The United Kingdom’s Parliament has been considering offering whistleblower bounties similar to those offered under the U.S. Dodd-Frank Wall Street Reform and Consumer Protection Act. A commission formed by the Bank of England and the UK Financial Conduct Authority spent time with U.S. regulators to investigate the benefits and the drawbacks of this type of legislation. The commission’s recommendation back to Parliament? A resounding no!
Employees to Bounty Hunters?
Dodd-Frank’s whistleblower bounty programme received a lot of press around the world when it was enacted in July 2010. Offering up to 30 percent of any money recovered by the government from lawsuits of more than $1 million, there was much controversy that whistleblowers will be more incentivised to bypass their internal reporting systems and report directly to the government.
The latest report from the U.S. Office of the Whistleblower has shown these fears to be somewhat misguided, with a sharp increase in year-over-year reports from FY2011 to FY2012 but only a small year-over-year increase in FY2013. Further, these reports yielded only six awards in the past three years. With no real evidence that it will increase the amount of high-quality disclosures received by U.K. regulators as well as the cost and the complexity of setting up a government entity to process the reports and the bounties, the commission sees very little benefit to introducing financial incentives.
A New Whistleblowing Landscape in the U.K.
Despite the rejection of financial incentives, the commission vehemently supports increased regulatory changes “to require firms to have effective whistleblowing procedures, and to make senior management accountable for delivering these.” Later this year the commission will publish proposals on whistleblowing, including requiring firms to have effective mechanisms for employees to raise concerns and be protected from retaliation. Their aim is “to ensure that the culture in firms is one where people are prepared to speak up, as part of improving behaviour…”
Employers in the U.K. should be responding now to increased parliamentary focus around whistleblower culture.
Creating a Speak-Up Culture
For your compliance programme to be effective, employees must feel empowered to speak up. Empowerment thrives in a culture of trust, integrity, and transparency—one where employees feel an obligation to report others who are putting the organisation at risk.

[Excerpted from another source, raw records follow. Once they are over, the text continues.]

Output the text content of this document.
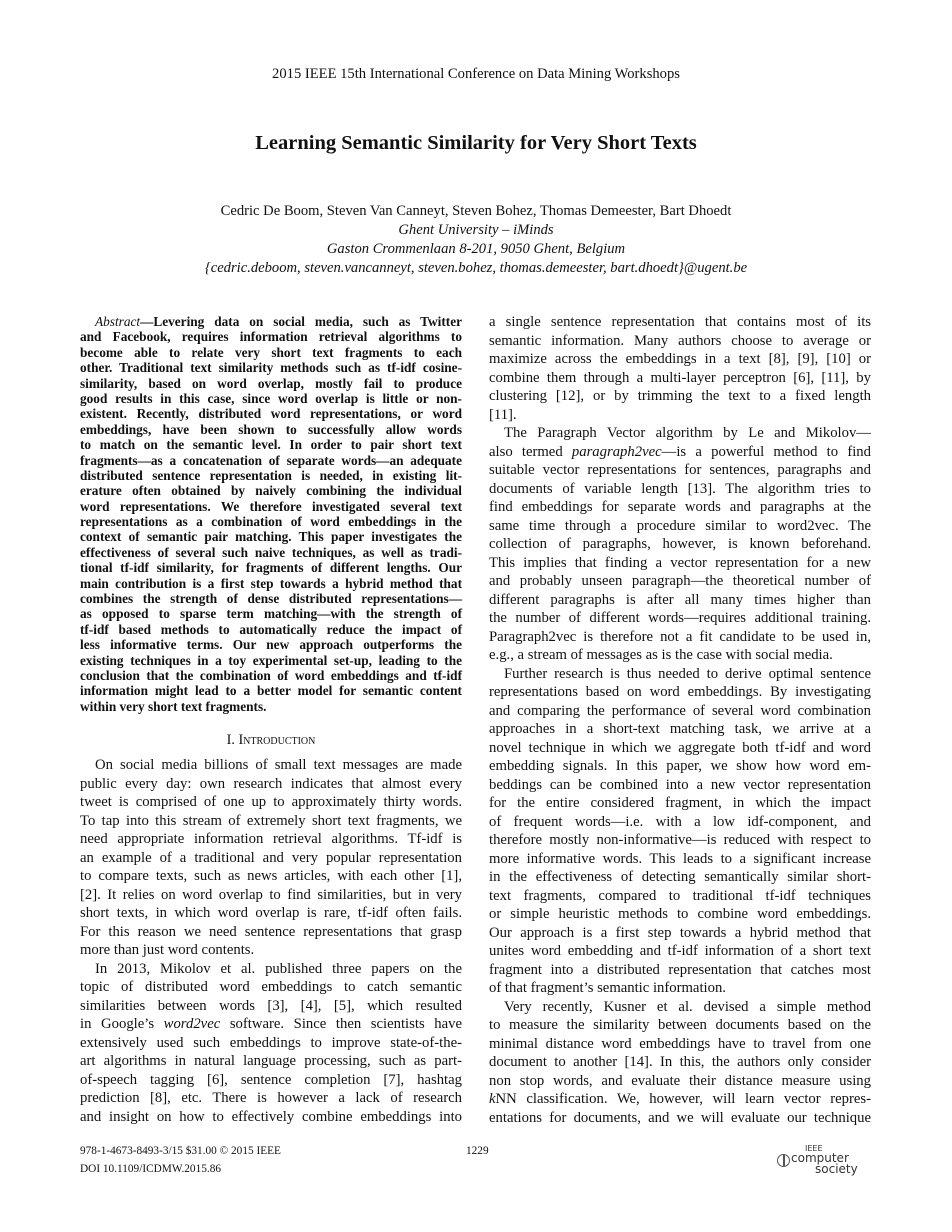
2015 IEEE 15th International Conference on Data Mining Workshops
Learning Semantic Similarity for Very Short Texts
Cedric De Boom, Steven Van Canneyt, Steven Bohez, Thomas Demeester, Bart Dhoedt
Ghent University – iMinds
Gaston Crommenlaan 8-201, 9050 Ghent, Belgium
{cedric.deboom, steven.vancanneyt, steven.bohez, thomas.demeester, bart.dhoedt}@ugent.be
Abstract—Levering data on social media, such as Twitter
and Facebook, requires information retrieval algorithms to
become able to relate very short text fragments to each
other. Traditional text similarity methods such as tf-idf cosine-
similarity, based on word overlap, mostly fail to produce
good results in this case, since word overlap is little or non-
existent. Recently, distributed word representations, or word
embeddings, have been shown to successfully allow words
to match on the semantic level. In order to pair short text
fragments—as a concatenation of separate words—an adequate
distributed sentence representation is needed, in existing lit-
erature often obtained by naively combining the individual
word representations. We therefore investigated several text
representations as a combination of word embeddings in the
context of semantic pair matching. This paper investigates the
effectiveness of several such naive techniques, as well as tradi-
tional tf-idf similarity, for fragments of different lengths. Our
main contribution is a first step towards a hybrid method that
combines the strength of dense distributed representations—
as opposed to sparse term matching—with the strength of
tf-idf based methods to automatically reduce the impact of
less informative terms. Our new approach outperforms the
existing techniques in a toy experimental set-up, leading to the
conclusion that the combination of word embeddings and tf-idf
information might lead to a better model for semantic content
within very short text fragments.
I. Introduction
On social media billions of small text messages are made
public every day: own research indicates that almost every
tweet is comprised of one up to approximately thirty words.
To tap into this stream of extremely short text fragments, we
need appropriate information retrieval algorithms. Tf-idf is
an example of a traditional and very popular representation
to compare texts, such as news articles, with each other [1],
[2]. It relies on word overlap to find similarities, but in very
short texts, in which word overlap is rare, tf-idf often fails.
For this reason we need sentence representations that grasp
more than just word contents.
In 2013, Mikolov et al. published three papers on the
topic of distributed word embeddings to catch semantic
similarities between words [3], [4], [5], which resulted
in Google’s word2vec software. Since then scientists have
extensively used such embeddings to improve state-of-the-
art algorithms in natural language processing, such as part-
of-speech tagging [6], sentence completion [7], hashtag
prediction [8], etc. There is however a lack of research
and insight on how to effectively combine embeddings into
a single sentence representation that contains most of its
semantic information. Many authors choose to average or
maximize across the embeddings in a text [8], [9], [10] or
combine them through a multi-layer perceptron [6], [11], by
clustering [12], or by trimming the text to a fixed length
[11].
The Paragraph Vector algorithm by Le and Mikolov—
also termed paragraph2vec—is a powerful method to find
suitable vector representations for sentences, paragraphs and
documents of variable length [13]. The algorithm tries to
find embeddings for separate words and paragraphs at the
same time through a procedure similar to word2vec. The
collection of paragraphs, however, is known beforehand.
This implies that finding a vector representation for a new
and probably unseen paragraph—the theoretical number of
different paragraphs is after all many times higher than
the number of different words—requires additional training.
Paragraph2vec is therefore not a fit candidate to be used in,
e.g., a stream of messages as is the case with social media.
Further research is thus needed to derive optimal sentence
representations based on word embeddings. By investigating
and comparing the performance of several word combination
approaches in a short-text matching task, we arrive at a
novel technique in which we aggregate both tf-idf and word
embedding signals. In this paper, we show how word em-
beddings can be combined into a new vector representation
for the entire considered fragment, in which the impact
of frequent words—i.e. with a low idf-component, and
therefore mostly non-informative—is reduced with respect to
more informative words. This leads to a significant increase
in the effectiveness of detecting semantically similar short-
text fragments, compared to traditional tf-idf techniques
or simple heuristic methods to combine word embeddings.
Our approach is a first step towards a hybrid method that
unites word embedding and tf-idf information of a short text
fragment into a distributed representation that catches most
of that fragment’s semantic information.
Very recently, Kusner et al. devised a simple method
to measure the similarity between documents based on the
minimal distance word embeddings have to travel from one
document to another [14]. In this, the authors only consider
non stop words, and evaluate their distance measure using
kNN classification. We, however, will learn vector repres-
entations for documents, and we will evaluate our technique
978-1-4673-8493-3/15 $31.00 © 2015 IEEE
DOI 10.1109/ICDMW.2015.86
1229	IEEE
computer
society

Having an anonymous whistleblowing hotline service as well as more-advanced incident-reporting methods is the first step in creating this kind of culture. Many organisations also use incident management software to capture reports and ensure consistent incident resolution. Organisations must also communicate these values. This includes updating and distributing whistleblowing policies and periodically training employees on their duty to report and training managers on how to handle complaints and prevent retaliation.
Culture change does not happen in a day—it is a continuous process, and the message must be habitually reinforced from the top down to everyone in the organisation. With new whistleblower legislation on the horizon in the U.K., it is a process that organisations should start now.